Por Leandro Rampoldi

En una de las escenas de Forgetting Sarah Marshall (¿Cómo sobrevivir a mi ex?, 2008) el personaje que interpreta Jason Segel concuerda con el de Russell Brand sobre lo absurdo y ridículo que sería la premisa de un film en el que un teléfono celular pudiera matar a los protagonistas.

Parece mentira, pero ese mismo argumento se vuelve realidad en Aplicación diabólica (Bedeviled,2016) -sí, el título más literal y menos seductor de la historia-, una película que derrocha clichés y elementos trillados desde el minuto uno.

Dirigida por Abel y Burlee Vang, Aplicación diabólica cuenta la historia de cinco adolescentes que reciben una invitación para descargar una nueva app. Si bien parece muy amigable al principio, luego de unos días se transforma en una de sus peores pesadillas al poder penetrar en sus miedos más profundos y traer a la vida a lo que ellos más temen -un osito de peluche o una abuela, por ejemplo-. Sí, así de triste.

Es cierto que desde hace algunos años el género de terror está mutando hacia un miedo más real, tangible, y que se está distanciando de películas estereotipadas con historias de espíritus y fantasmas. Pero creer que una app asesina podría funcionar como el argumento de un film es lo más preocupante y aterrador de todo.
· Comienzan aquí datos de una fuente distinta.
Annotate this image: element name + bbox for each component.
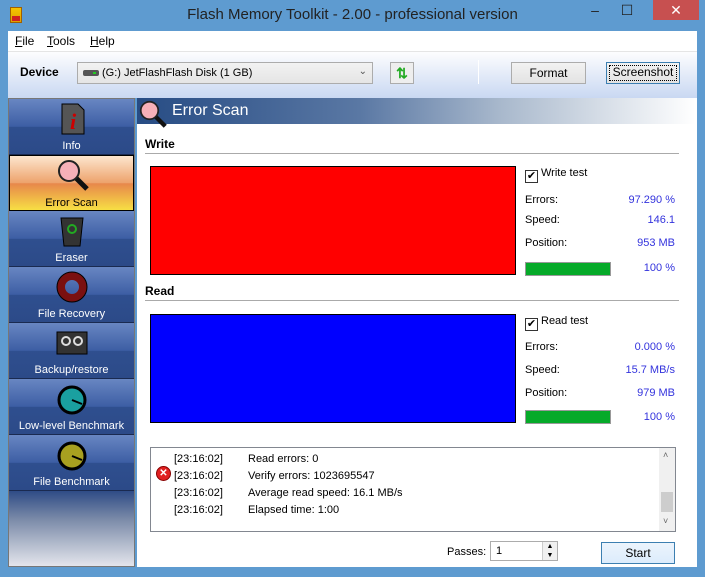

La película está compuesta con la estructura de una película de terror de los años ochenta o noventa. Los protagonistas son una linda y sensible adolescente -sobre la que se centra la historia- una amiga sexy y rebelde, un asiático y un afroamericano que, como novedad, no es el primero en morir.

Aplicación diabólica es una película sin sentido y completamente predecible. Se explica hasta lo más sencillo y muestra demasiado. Hay muertes inexplicables, no hay policías, no hay llantos, no hay lutos, no hay extras, no hay padres. Sólo un grupo de amigos y una entidad demoníaca -parecida al Guasón- que asesina a través de una app.

Actuaciones malas, tomas horribles y pésimo guión. El argumento de Aplicación diabólica es tan débil que se cae por sí solo. La solución para todos los problemas es sacarle la batería al teléfono o apagarlo. Listo, problema resuelto, no más demonios.